As for the diabetes stuff, holy shit. But the thing to keep in mind is that a lot of PCOS folks have an insulin disorder, so it may be something along those lines. That’s the boat I’m in and the treatment has been relatively painless. And no one’s told me to give up baked goods.

Comment by Aunt B.

All hail the power of feminist blogging. I would never have gotten myself checked out if not for your diagnosis and your talking about your symptoms. I would be delighted to have you as my PCOS big sister. That’s what the person who mentors you into the rituals of the sorority is called. (At least that’s what it’s called when I read books about them because my undergrad campus didn’t have sororities — we forthrightly called them drinking clubs.)

I am hoping that the insulin problem is from PCOS. Naturally, I got home too late from my Home Depot run and buying groceries to make any of the appointments that I have to make or do any research on IUDs or fallopian implants. I haven’t really been keeping up on long-term birth control developments, but I’m 44 and not planning to become pregnant again so maybe I should think more carefully about it.

Comment by bridgett

I think the PCOS people call themselves “cysters”.
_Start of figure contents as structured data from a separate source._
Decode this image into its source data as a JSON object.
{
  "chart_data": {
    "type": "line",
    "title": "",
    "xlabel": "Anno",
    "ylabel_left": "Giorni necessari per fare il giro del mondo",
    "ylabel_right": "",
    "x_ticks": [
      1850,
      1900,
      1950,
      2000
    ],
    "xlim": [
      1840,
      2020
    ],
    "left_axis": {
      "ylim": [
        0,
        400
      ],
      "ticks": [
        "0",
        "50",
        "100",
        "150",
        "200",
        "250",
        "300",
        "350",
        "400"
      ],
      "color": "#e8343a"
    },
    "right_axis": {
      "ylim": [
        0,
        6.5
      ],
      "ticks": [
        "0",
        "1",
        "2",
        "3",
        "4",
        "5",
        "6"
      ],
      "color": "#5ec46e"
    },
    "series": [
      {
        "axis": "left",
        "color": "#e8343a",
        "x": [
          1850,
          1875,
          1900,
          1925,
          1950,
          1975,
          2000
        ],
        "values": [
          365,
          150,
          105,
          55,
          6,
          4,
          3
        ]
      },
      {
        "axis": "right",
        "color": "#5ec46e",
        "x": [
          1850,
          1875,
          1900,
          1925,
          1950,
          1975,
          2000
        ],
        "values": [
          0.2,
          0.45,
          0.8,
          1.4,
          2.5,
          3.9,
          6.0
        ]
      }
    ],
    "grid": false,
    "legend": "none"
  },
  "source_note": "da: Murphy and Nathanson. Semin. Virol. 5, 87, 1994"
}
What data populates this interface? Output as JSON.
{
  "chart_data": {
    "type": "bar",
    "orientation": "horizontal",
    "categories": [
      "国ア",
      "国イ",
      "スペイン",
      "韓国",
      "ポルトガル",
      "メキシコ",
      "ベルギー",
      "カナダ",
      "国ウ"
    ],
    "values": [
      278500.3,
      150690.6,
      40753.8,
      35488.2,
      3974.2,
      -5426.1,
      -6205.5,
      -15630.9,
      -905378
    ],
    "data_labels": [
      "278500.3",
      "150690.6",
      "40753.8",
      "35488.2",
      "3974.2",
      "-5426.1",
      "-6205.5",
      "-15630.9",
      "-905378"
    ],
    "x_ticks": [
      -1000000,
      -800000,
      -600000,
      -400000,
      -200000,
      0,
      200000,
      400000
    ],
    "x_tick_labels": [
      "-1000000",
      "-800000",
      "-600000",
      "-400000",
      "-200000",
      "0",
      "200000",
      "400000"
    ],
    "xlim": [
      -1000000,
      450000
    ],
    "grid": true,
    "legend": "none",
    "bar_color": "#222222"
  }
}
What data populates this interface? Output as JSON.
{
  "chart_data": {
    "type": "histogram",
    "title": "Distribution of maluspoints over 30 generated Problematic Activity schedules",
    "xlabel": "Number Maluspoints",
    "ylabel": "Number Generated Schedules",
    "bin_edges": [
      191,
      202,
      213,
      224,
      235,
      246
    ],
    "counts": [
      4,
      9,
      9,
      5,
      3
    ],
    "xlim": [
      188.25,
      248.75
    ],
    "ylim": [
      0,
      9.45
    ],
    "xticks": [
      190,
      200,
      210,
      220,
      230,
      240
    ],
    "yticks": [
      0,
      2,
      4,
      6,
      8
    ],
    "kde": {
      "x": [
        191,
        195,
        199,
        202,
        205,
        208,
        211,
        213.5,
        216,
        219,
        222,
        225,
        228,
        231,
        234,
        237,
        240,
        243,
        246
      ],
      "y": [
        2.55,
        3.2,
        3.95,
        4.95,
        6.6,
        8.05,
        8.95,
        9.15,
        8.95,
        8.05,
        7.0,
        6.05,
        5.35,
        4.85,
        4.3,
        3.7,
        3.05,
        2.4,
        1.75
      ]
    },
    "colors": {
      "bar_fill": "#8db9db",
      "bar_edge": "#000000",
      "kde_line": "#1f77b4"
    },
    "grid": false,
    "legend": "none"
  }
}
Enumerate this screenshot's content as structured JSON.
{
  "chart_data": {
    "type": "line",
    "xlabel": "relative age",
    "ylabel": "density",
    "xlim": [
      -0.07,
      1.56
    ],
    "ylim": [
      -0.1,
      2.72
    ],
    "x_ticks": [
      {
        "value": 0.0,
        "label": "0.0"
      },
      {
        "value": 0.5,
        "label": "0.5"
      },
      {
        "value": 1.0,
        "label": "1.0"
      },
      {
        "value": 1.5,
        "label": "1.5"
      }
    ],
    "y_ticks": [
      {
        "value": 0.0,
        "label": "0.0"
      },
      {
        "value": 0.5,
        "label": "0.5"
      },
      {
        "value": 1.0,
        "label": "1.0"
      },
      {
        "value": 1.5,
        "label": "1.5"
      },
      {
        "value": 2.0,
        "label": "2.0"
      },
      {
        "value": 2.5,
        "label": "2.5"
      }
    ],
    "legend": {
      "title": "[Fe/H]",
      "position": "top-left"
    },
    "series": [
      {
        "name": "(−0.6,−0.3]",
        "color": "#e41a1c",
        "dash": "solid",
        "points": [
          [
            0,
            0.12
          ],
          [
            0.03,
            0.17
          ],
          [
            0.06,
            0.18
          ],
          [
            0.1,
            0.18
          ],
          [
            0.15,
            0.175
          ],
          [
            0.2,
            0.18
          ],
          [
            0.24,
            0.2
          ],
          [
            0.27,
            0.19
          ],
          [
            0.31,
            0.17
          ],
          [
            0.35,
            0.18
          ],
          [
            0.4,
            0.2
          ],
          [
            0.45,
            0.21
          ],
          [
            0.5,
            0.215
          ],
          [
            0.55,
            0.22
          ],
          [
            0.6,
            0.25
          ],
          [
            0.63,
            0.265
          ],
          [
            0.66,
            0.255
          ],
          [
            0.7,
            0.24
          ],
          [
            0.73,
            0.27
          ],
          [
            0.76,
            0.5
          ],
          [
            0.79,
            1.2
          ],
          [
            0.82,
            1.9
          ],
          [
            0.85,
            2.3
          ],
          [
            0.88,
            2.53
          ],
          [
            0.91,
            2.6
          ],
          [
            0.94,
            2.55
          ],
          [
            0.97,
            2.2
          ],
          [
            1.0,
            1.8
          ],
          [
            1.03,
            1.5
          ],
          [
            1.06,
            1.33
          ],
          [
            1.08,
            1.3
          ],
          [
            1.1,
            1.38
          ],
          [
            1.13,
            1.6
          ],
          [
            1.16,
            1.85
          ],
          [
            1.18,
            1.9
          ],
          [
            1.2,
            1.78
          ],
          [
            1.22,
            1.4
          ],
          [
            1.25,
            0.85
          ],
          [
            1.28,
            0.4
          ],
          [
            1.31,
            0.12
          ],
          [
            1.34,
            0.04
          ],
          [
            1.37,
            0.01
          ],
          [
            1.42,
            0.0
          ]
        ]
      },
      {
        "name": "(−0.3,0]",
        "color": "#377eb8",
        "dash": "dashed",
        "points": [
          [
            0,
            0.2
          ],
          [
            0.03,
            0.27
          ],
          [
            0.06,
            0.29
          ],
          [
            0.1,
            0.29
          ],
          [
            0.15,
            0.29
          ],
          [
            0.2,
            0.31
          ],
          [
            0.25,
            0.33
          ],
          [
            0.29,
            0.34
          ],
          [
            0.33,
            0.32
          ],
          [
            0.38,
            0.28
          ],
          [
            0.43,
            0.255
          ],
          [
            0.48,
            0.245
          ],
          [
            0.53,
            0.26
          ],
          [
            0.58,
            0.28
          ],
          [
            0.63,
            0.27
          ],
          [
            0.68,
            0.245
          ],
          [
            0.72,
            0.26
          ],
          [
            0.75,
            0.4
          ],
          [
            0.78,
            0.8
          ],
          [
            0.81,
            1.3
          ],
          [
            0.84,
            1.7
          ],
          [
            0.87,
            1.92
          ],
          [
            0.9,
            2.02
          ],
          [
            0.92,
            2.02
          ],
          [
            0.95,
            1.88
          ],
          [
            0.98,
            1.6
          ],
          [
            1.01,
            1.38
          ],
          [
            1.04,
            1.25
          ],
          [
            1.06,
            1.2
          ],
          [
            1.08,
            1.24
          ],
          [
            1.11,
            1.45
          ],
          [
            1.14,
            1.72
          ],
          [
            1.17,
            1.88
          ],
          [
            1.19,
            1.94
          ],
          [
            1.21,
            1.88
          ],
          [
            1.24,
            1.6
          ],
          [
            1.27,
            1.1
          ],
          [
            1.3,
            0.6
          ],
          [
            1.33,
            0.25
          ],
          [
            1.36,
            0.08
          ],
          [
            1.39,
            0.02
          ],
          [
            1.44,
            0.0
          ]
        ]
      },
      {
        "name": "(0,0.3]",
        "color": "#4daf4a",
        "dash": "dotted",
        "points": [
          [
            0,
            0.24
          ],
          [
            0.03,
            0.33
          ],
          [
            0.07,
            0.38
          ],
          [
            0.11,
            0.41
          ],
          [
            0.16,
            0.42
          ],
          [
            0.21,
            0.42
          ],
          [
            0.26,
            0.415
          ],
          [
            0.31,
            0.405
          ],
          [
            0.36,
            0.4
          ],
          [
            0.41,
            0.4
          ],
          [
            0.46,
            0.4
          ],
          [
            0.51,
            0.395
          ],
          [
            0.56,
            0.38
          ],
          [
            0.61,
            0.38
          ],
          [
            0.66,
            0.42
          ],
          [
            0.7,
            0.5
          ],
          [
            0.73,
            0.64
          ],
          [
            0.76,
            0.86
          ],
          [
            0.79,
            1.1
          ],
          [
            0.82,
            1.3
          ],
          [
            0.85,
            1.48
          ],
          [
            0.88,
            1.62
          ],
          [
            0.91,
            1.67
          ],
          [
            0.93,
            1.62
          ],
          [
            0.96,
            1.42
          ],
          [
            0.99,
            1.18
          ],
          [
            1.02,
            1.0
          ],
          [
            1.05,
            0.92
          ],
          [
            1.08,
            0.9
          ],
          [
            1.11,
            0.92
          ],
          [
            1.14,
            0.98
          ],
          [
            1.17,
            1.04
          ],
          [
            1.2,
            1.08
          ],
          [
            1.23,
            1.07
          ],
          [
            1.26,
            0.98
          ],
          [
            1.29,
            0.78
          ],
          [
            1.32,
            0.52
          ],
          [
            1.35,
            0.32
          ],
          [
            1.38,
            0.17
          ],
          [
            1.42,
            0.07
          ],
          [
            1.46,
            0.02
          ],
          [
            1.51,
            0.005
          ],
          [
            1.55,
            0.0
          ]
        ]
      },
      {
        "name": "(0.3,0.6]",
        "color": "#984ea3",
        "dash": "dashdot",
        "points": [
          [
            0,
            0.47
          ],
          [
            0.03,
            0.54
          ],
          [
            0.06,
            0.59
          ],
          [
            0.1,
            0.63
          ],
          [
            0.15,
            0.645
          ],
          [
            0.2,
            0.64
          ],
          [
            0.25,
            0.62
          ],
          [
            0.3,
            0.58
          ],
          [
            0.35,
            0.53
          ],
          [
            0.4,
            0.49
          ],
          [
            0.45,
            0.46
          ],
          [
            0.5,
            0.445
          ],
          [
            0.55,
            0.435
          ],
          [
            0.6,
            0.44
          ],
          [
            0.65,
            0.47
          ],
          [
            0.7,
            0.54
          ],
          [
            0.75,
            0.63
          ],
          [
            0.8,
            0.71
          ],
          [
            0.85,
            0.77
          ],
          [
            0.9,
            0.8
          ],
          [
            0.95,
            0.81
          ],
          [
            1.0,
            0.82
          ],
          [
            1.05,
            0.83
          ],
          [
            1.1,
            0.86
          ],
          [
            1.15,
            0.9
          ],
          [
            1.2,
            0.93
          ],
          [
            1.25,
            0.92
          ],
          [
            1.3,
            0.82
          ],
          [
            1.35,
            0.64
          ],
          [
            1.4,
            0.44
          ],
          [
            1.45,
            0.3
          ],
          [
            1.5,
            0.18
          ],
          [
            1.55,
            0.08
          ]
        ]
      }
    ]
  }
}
FWIW, you can have diabetes and still eat baked goods–it’s a common misconception. (You shouldn’t but you can if you’re smart about it.)

The old thinking about diabetes is finally being revisited by medicine and quashed. It’s no longer called “sugar diabetes”, for instance. They realise the problem is larger than eating sugar.

FWIW I don’t know your symptoms but from the sounds of things it wouldn’t be out of line for you to have PCOs or “pre-diabetes”. Fifteen years ago what is now called a high insulin level was considered normal. In an effort to exclude more people for “pre-existing conditions” the insurance companies have supported and encouraged the downward definition of diabetes.